Symmetry Medical Inc. today reported a first-quarter loss of $294,000, or 1 cent per diluted share, a drop of more than $1 million compared to the $830,000, or 2 cents a share, earnings posted for the same three months of last year.
The Warsaw-based maker of orthopedic implants, surgical instruments and sterilization cases said that without certain non-cash charges, it would have shown a profit of $2.26 million for the three months ended March 30. Those charges included stock compensation expense, management transition costs, acquisition-related costs, SEC-related legal costs, and facility closure and severance expenses.
In December 2011, Symmetry announced plans to acquire Codman & Shurtleff Inc., the Massachusetts-based surgical instruments business of Johnson & Johnson, for $165 million cash.
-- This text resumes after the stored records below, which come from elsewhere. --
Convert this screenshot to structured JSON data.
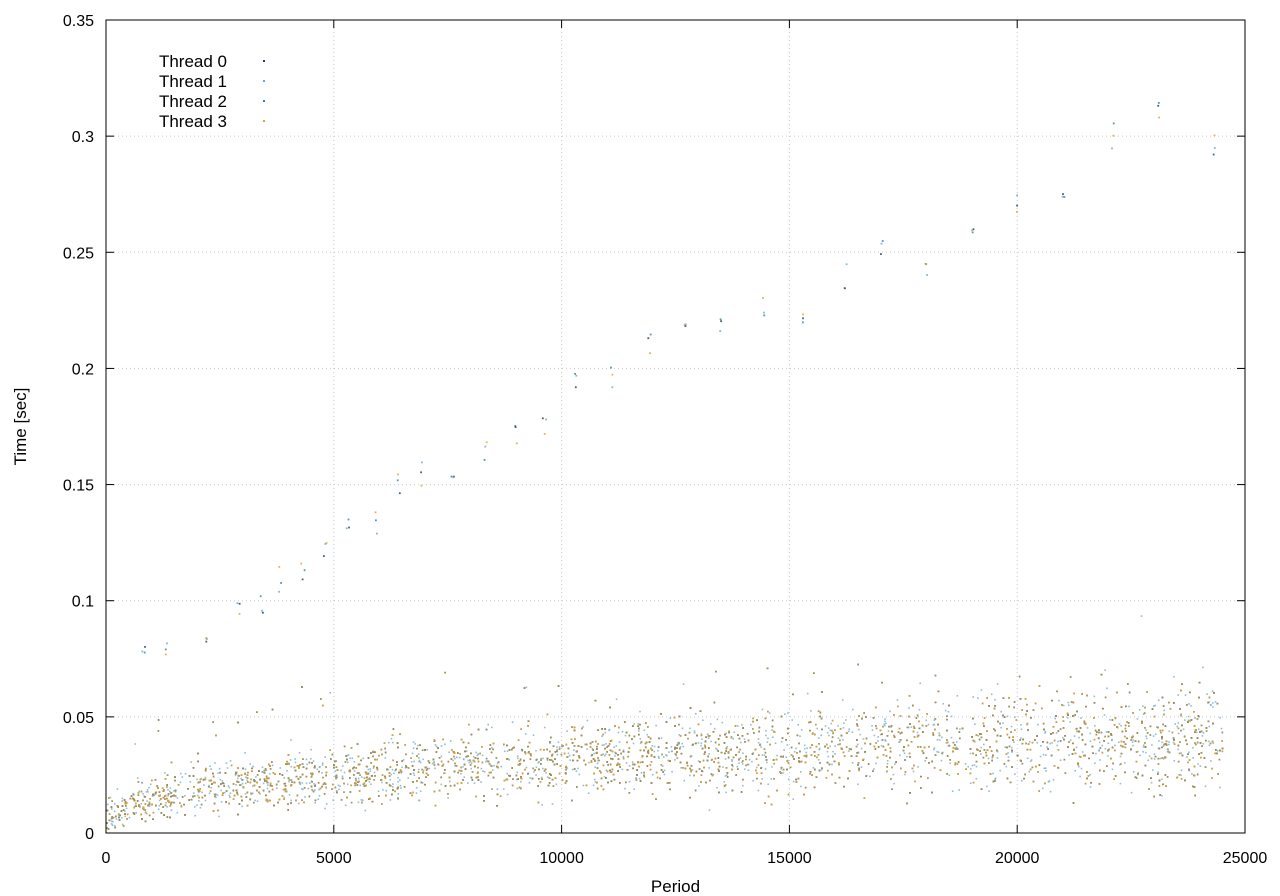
{
  "chart_data": {
    "type": "scatter",
    "title": "",
    "xlabel": "Period",
    "ylabel": "Time [sec]",
    "xlim": [
      0,
      25000
    ],
    "ylim": [
      0,
      0.35
    ],
    "xticks": [
      0,
      5000,
      10000,
      15000,
      20000,
      25000
    ],
    "yticks": [
      0,
      0.05,
      0.1,
      0.15,
      0.2,
      0.25,
      0.3,
      0.35
    ],
    "xtick_labels": [
      "0",
      "5000",
      "10000",
      "15000",
      "20000",
      "25000"
    ],
    "ytick_labels": [
      "0",
      "0.05",
      "0.1",
      "0.15",
      "0.2",
      "0.25",
      "0.3",
      "0.35"
    ],
    "grid": true,
    "legend_position": "top-left",
    "x_extent": [
      0,
      24500
    ],
    "series": [
      {
        "name": "Thread 0",
        "color": "#1a3a60",
        "marker": "dot"
      },
      {
        "name": "Thread 1",
        "color": "#6aa8c8",
        "marker": "dot"
      },
      {
        "name": "Thread 2",
        "color": "#2a7fa0",
        "marker": "dot"
      },
      {
        "name": "Thread 3",
        "color": "#e0a030",
        "marker": "dot"
      }
    ],
    "trend_points": [
      {
        "x": 0,
        "y": 0.007
      },
      {
        "x": 1000,
        "y": 0.015
      },
      {
        "x": 2500,
        "y": 0.02
      },
      {
        "x": 5000,
        "y": 0.025
      },
      {
        "x": 7500,
        "y": 0.029
      },
      {
        "x": 10000,
        "y": 0.032
      },
      {
        "x": 12500,
        "y": 0.034
      },
      {
        "x": 15000,
        "y": 0.036
      },
      {
        "x": 17500,
        "y": 0.038
      },
      {
        "x": 20000,
        "y": 0.04
      },
      {
        "x": 22500,
        "y": 0.042
      },
      {
        "x": 24500,
        "y": 0.038
      }
    ],
    "spread_band": 0.01,
    "outlier_points": [
      {
        "x": 800,
        "y": 0.075
      },
      {
        "x": 1300,
        "y": 0.08
      },
      {
        "x": 2200,
        "y": 0.085
      },
      {
        "x": 2900,
        "y": 0.1
      },
      {
        "x": 3400,
        "y": 0.1
      },
      {
        "x": 3800,
        "y": 0.11
      },
      {
        "x": 4300,
        "y": 0.115
      },
      {
        "x": 4800,
        "y": 0.12
      },
      {
        "x": 5300,
        "y": 0.132
      },
      {
        "x": 5900,
        "y": 0.135
      },
      {
        "x": 6400,
        "y": 0.15
      },
      {
        "x": 6900,
        "y": 0.155
      },
      {
        "x": 7600,
        "y": 0.158
      },
      {
        "x": 8300,
        "y": 0.163
      },
      {
        "x": 9000,
        "y": 0.17
      },
      {
        "x": 9600,
        "y": 0.175
      },
      {
        "x": 10300,
        "y": 0.193
      },
      {
        "x": 11100,
        "y": 0.195
      },
      {
        "x": 11900,
        "y": 0.21
      },
      {
        "x": 12700,
        "y": 0.215
      },
      {
        "x": 13500,
        "y": 0.22
      },
      {
        "x": 14400,
        "y": 0.225
      },
      {
        "x": 15300,
        "y": 0.225
      },
      {
        "x": 16200,
        "y": 0.24
      },
      {
        "x": 17000,
        "y": 0.25
      },
      {
        "x": 18000,
        "y": 0.245
      },
      {
        "x": 19000,
        "y": 0.26
      },
      {
        "x": 20000,
        "y": 0.27
      },
      {
        "x": 21000,
        "y": 0.28
      },
      {
        "x": 22100,
        "y": 0.3
      },
      {
        "x": 23100,
        "y": 0.31
      },
      {
        "x": 24300,
        "y": 0.295
      }
    ]
  }
}
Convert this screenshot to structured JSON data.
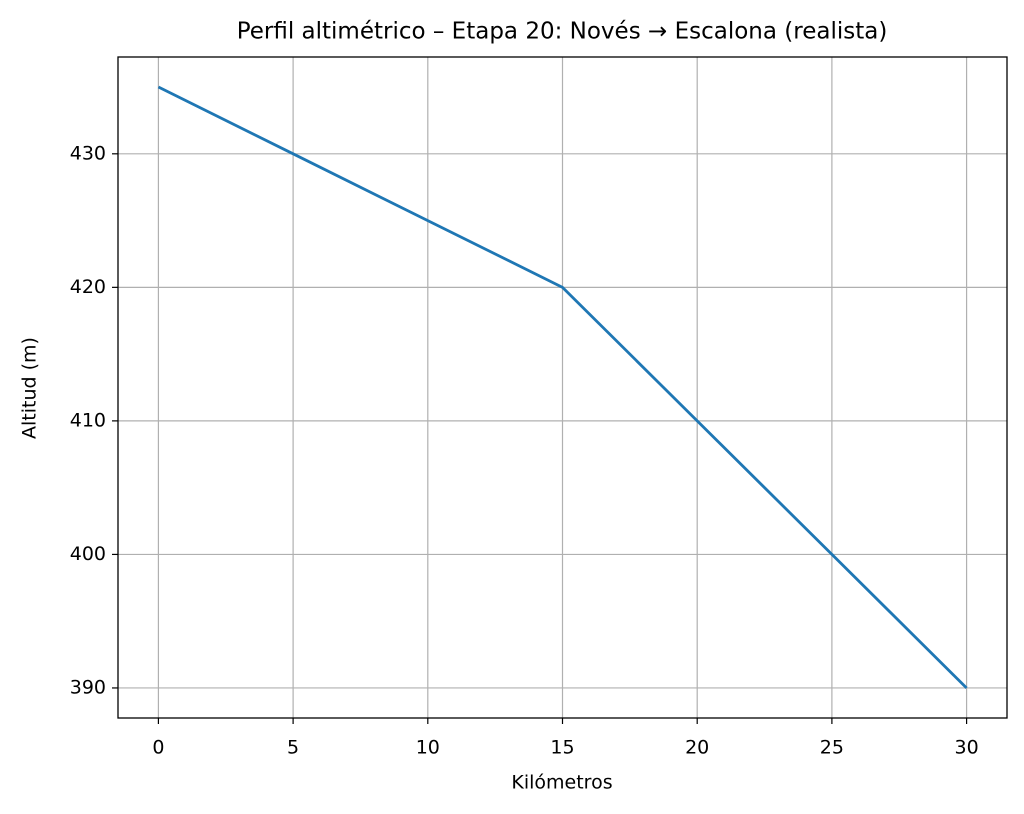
{
  "chart_data": {
    "type": "line",
    "title": "Perfil altimétrico – Etapa 20: Novés → Escalona (realista)",
    "x_label": "Kilómetros",
    "y_label": "Altitud (m)",
    "x": [
      0,
      5,
      10,
      15,
      20,
      25,
      30
    ],
    "values": [
      435,
      430,
      425,
      420,
      410,
      400,
      390
    ],
    "color": "#1f77b4",
    "xlim": [
      -1.5,
      31.5
    ],
    "xticks": [
      0,
      5,
      10,
      15,
      20,
      25,
      30
    ],
    "ylim": [
      387.75,
      437.25
    ],
    "yticks": [
      390,
      400,
      410,
      420,
      430
    ],
    "grid": true
  }
}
Symmetry combined Codman’s line of general surgical instruments with its own Specialty Surgical Instrumentation to form Symmetry Surgical, which is based in Nashville, Tenn.
Thomas Sullivan, president and CEO, called Symmetry Surgical’s first-quarter sales disappointing.
“Internationally, sales to our new distributors have been weak as they transition regulatory authorizations, establish awareness with their hospital customers, and ramp up country-specific marketing and sales activities,” he said in a statement. He added that officials “believe we have identified the issues and are implementing corrective actions that we expect will gradually reinvigorate growth in Symmetry Surgical by year end.”